Com as traias preparadas para a pescaria, e o motor da potente camionete de muitos anos sendo aquecido naquela madrugada, que prometia um dia de sol e calor, se ouvia um cantarolar misto de alegria e tristeza no som emitido por aquele sertanejo. Como uma agradável surpresa Zico viu surgir às gotas preliminares de uma chuva de pingos grossos, que derramaria segundos após. Naquele momento ele se ocupou em agradecer a Deus, pois se ia pescar para se distrair, distração teria agora semeando o pão nosso de seu dia de homem que planta para o mundo comer. A paisagem do campo amarelado ganhava com espantosa rapidez uma capa verde. E o pão ali se multiplica!

A chuva foi engrossando de tal modo que já não passava pelas goteiras daquela casa de telhado esburacado, formava um grandioso lençol de água que já não buscava uma bacia colocada embaixo de buraco do teto, mas o açude que o retivesse para futura distribuição a cada homem de fé. Tem horas que o sertanejo pensa que a seca não vai acabar, porém Deus se vale da fé daqueles homens persistentes e alivia suas dores com um banho frio que deixa a toalha apenas para enxugar as lágrimas, desta vez de alegria. E o mato cresce e a pé de feijão também, “um dia chegará ao céu” imagina o homem que esta cultura planta, lembrando a historinha que a professora conta aos alunos da pequenina escola rural. Ali se amontoam a alegria e surpresa dos meninos e meninas obedientes aos livros reciclados que ali chegam vindos dos colégios da cidade.

Um exemplar raro da “Tabuada de Teobaldo Miranda” continua ensinado a matemática, que passa séculos sem nunca alterar seus resultados. Lá no campo desprovido de provedor da Internet, onde a máquina de calcular é a cabeça do indivíduo, as constas da venda do feijão já apontam um ano bom, de boas vendas, claro “se Deus quiser”. Não existe nada mais alegre para o homem que semeia a terra do que poder agradecer quando seu poder de compra tem um índice a mais, mesmo que não saiba essas expressões usadas pelos economistas. Corre para a “budega” e compra um real de balas que farão seus filhos sorrirem. Pablo Picasso bem poderia pintar uma tela denominada “A Ressurreição de Guernica”, lembrando que do céu não só caem bombas que destroem, de lá é enviada a maravilhosa chuva que renova a vida, a cada segundo que o globo terrestre gira.

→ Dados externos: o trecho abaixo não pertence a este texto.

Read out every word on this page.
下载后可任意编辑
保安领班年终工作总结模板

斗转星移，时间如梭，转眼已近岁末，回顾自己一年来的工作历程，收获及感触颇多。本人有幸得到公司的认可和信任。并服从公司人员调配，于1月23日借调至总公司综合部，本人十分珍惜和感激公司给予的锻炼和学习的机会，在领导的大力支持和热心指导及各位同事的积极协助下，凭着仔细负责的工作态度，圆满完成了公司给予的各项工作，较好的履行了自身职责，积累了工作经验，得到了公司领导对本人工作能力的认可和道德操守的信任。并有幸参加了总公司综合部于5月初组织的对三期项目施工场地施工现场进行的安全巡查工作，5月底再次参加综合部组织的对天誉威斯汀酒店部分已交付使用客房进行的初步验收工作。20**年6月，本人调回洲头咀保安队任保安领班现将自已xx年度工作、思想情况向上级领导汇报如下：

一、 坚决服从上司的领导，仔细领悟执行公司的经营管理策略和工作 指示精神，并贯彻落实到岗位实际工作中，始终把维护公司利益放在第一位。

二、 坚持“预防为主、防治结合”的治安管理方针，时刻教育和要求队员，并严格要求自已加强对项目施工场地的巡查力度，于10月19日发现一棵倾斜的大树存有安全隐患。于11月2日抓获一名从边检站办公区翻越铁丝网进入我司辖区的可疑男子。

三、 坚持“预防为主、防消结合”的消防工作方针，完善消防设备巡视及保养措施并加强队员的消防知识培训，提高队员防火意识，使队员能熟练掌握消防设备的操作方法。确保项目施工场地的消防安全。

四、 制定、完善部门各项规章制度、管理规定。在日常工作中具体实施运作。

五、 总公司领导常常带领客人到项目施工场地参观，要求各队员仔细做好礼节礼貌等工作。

Para as cidades grandes as chuvas que alagam são transtornos, mas para homem que por meses reza por ela, o brilho de suas laminas refletem como um presente embrulhado com papel prateado. E a vida no Sertão vive a continuidade da vida, e o político faz campanha dizendo que o preço do feijão abaixou nos supermercados, sem dizer que já vem temperado com o suor do trabalhador. E assim, na simplicidade do campo, a meia-dúzia de aluno continua aprendendo na “Cartilha do Povo”: - Vovô viu o ovo e papai viu a chuva!